RE is typically 20,906,000 ft or 6,372,200 m which is a mean value and not dependent on latitude or direction. How does geodetic reduction using this radius compare to the others?
An example can be used to illustrate. Given:
- Latitude of point A is 41°30'00"
- Azimuth and distance to point B are 55°45'00" N and 10,000.00 ft.

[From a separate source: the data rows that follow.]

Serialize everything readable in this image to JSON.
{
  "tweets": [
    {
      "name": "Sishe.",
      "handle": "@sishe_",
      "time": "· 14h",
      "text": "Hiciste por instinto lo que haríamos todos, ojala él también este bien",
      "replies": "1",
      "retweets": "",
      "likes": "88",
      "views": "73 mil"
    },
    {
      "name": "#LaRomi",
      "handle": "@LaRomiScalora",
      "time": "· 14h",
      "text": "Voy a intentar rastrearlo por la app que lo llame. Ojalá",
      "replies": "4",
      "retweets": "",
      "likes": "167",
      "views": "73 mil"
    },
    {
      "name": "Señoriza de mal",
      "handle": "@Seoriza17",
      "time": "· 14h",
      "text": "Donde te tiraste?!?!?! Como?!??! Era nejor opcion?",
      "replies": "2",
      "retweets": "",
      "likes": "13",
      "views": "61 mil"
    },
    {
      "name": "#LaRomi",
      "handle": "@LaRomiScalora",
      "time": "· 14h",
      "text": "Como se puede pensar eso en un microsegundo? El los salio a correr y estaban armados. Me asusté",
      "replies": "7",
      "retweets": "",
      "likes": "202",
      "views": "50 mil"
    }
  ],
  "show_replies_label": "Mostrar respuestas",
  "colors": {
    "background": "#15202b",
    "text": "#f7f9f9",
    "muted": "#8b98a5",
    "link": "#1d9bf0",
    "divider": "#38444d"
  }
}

- Elevations of points A and B are 900.0 ft and 800.0 ft
- Area geoid height is -32.0 m
- GRS 80 ellipsoid a = 6,378,137.0 m, e = 0.08181 919104, e' = 0.08209 44382
Compute the radii
Compare to RE = 20,906,000 ft
| Radius |
Value |
diff |
diff |
| RE |
20,906,000 ft | - - | - - |
| N | 20,956,425.4 ft | +50,425.4 ft | +0.24% |
| M |
20,877,499.8 ft | -28,500.2 ft. | -0.14% |
|
Rα |
20,931,361.3 ft | +25,361.3 ft | +0.12% |
Those seem like substantial differences. How do they affect distance reduction to ellipsoid? Use each in Equation H-1 to determine the geodetic length of line AB and compare them to using RE.
| Radius |
DE |
diff |
| RE |
9,9999.6436 ft | - - |
| N | 9,9999.6445 ft | +0.0009 ft |
| M |
9,9999.6432 ft | -0.0004 ft |
| Rα | 9,9999.6441 ft | +0.0005 ft |
Despite the large radii variation, there is no significant effect on distance reduction. Even with a ground distance of 20,000 ft, the maximum difference is only 0.002 ft.
This basic analysis shows that 20,906,000 ft can be used for grid to geodetic distance reduction without affecting accuracy.